Issues of Uncertainty and Scale in Derived Products

Landscape decision-makers and modellers require data to understand how natural and anthropogenic properties vary in space. They also require data to decide which areas are suitable for specific infrastructure and activities or where hazards might occur.

Organisations including the British Geological Survey provide such data as gridded products that map factors such as topography, land use, soil properties and weather variables. These products are normally provided at a single or small number of scales or resolutions and do not include information about uncertainty.

Principal Investigator Ben Marchant introduces the project in this short video

Different users of the products require information at different spatial scales. For example, decision-makers concerned about the risk of a landslide occurring on a particular hillside might only be interested in rainfall data for the immediate locality. In contrast, water managers interested in the quantity of groundwater within an aquifer might utilise rainfall data from across a wider catchment. The uncertainty in data products propagate through data processing and modelling procedures leading to unreliable decisions.

The products are often derived from a sample of measurements of the property of interest which are interpolated to cover the entire country or region of interest. The rainfall maps in Figure 1 are derived from UK Met Office (2019) rain gauges. If this interpolation is performed using geostatistical methods then it is possible to determine the resultant uncertainty of the derived maps (Figure 2).

Figure 1: Interpolated rainfall maps derived from Met Office (2019) data (provided under licence)

Figure 2: Spatially varying uncertainty of each rainfall map

However, this uncertainty computation can be time-consuming (particularly for products that vary in both time and space) and the uncertainty varies according to the scale of the required output, as shown in Figure 3 below.

Figure 3: The relationship between spatial scale of the output map and the uncertainty (width of the confidence level) for the site of a groundwater measurement borehole

This project was concerned with providing information relevant to decision-makers across all scales and in quantifying the uncertainty in this information. Statisticians explored computationally efficient methodologies to produce multi-scale products, while data scientists and software developers suggested approaches by which these can be distributed. The propagation of uncertainty in data products through process models of groundwater levels was explored and quantified. The number and arrangement of measurements required to produce multi-scale products was also determined.

Key contributions

The implications of uncertainty were explored in the context of peat quality mapping. Surveys of peat depth were used to demonstrate how the uncertainty in mapped products varies according to the spatial-scale or resolution at which information is required. New statistical approaches were developed to quantify this multi-scale uncertainty and to explore how uncertainty in one mapped product propagates into other related products. Novel methods for designing environmental surveys were developed based on these statistical approaches to minimise the uncertainty in the resultant mapped products. This led to an approach to survey peat depth that is considerably more cost-effective than current standard practice.

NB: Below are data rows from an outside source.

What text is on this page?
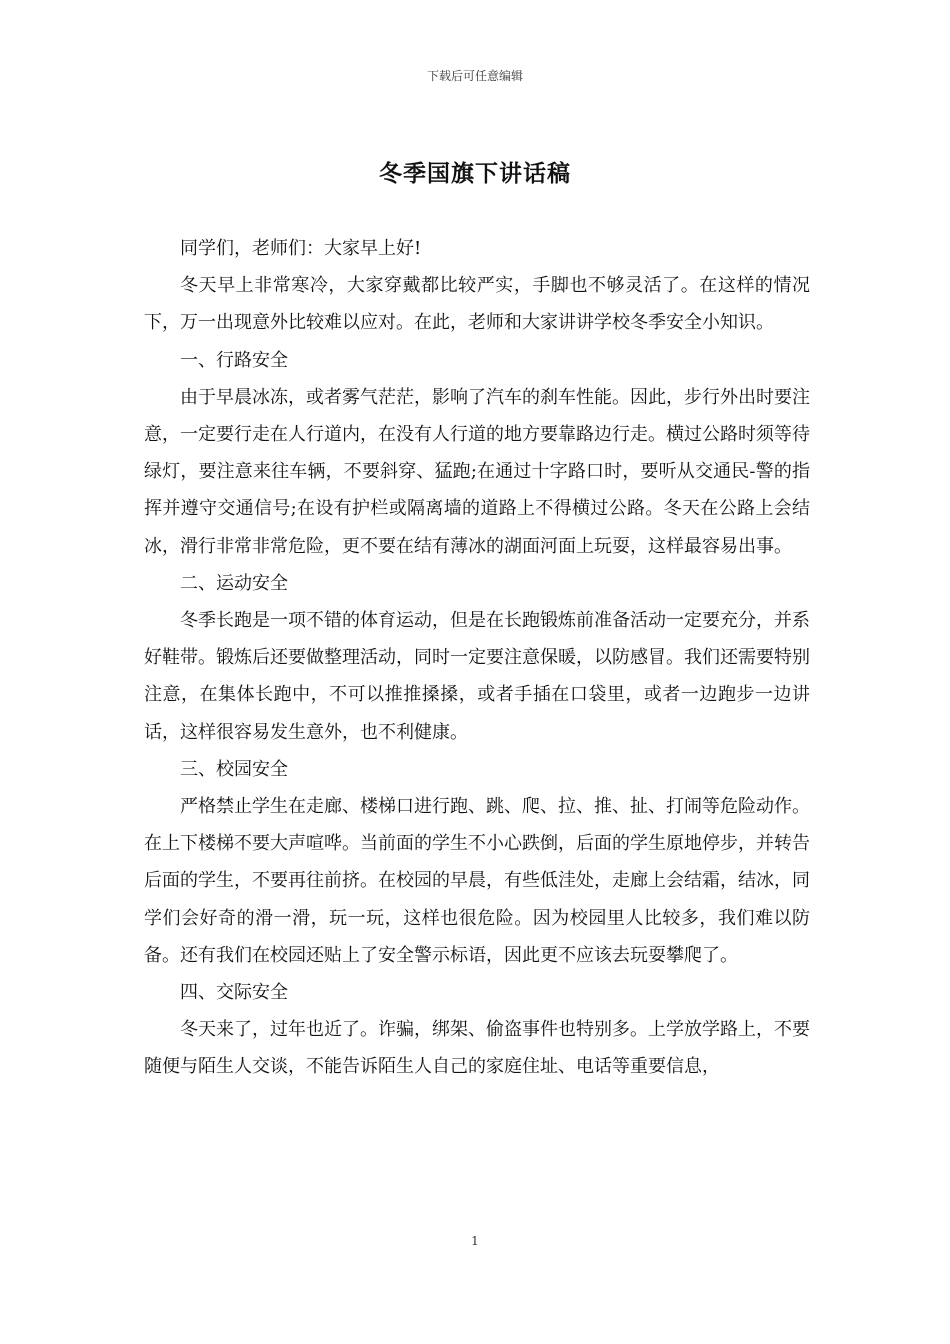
下载后可任意编辑
冬季国旗下讲话稿

同学们，老师们：大家早上好!

冬天早上非常寒冷，大家穿戴都比较严实，手脚也不够灵活了。在这样的情况下，万一出现意外比较难以应对。在此，老师和大家讲讲学校冬季安全小知识。

一、行路安全

由于早晨冰冻，或者雾气茫茫，影响了汽车的刹车性能。因此，步行外出时要注意，一定要行走在人行道内，在没有人行道的地方要靠路边行走。横过公路时须等待绿灯，要注意来往车辆，不要斜穿、猛跑;在通过十字路口时，要听从交通民-警的指挥并遵守交通信号;在设有护栏或隔离墙的道路上不得横过公路。冬天在公路上会结冰，滑行非常非常危险，更不要在结有薄冰的湖面河面上玩耍，这样最容易出事。

二、运动安全

冬季长跑是一项不错的体育运动，但是在长跑锻炼前准备活动一定要充分，并系好鞋带。锻炼后还要做整理活动，同时一定要注意保暖，以防感冒。我们还需要特别注意，在集体长跑中，不可以推推搡搡，或者手插在口袋里，或者一边跑步一边讲话，这样很容易发生意外，也不利健康。

三、校园安全

严格禁止学生在走廊、楼梯口进行跑、跳、爬、拉、推、扯、打闹等危险动作。在上下楼梯不要大声喧哗。当前面的学生不小心跌倒，后面的学生原地停步，并转告后面的学生，不要再往前挤。在校园的早晨，有些低洼处，走廊上会结霜，结冰，同学们会好奇的滑一滑，玩一玩，这样也很危险。因为校园里人比较多，我们难以防备。还有我们在校园还贴上了安全警示标语，因此更不应该去玩耍攀爬了。

四、交际安全

冬天来了，过年也近了。诈骗，绑架、偷盗事件也特别多。上学放学路上，不要随便与陌生人交谈，不能告诉陌生人自己的家庭住址、电话等重要信息，

1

The approaches for efficient mapping of peat depth developed in the project were circulated amongst the DEFRA steering committee overseeing the production of a UK peat map and BGS and Natural England have discussed how these approaches should be adopted within this endeavour. More generally, the statistical methodology developed in the project can be used to assess the uncertainty of any derived map of an environmental property, to identify where more data is required to improve this map and design the required data survey. This will improve the accuracy of all subsequent modelling and land assessment exercises that use these datasets.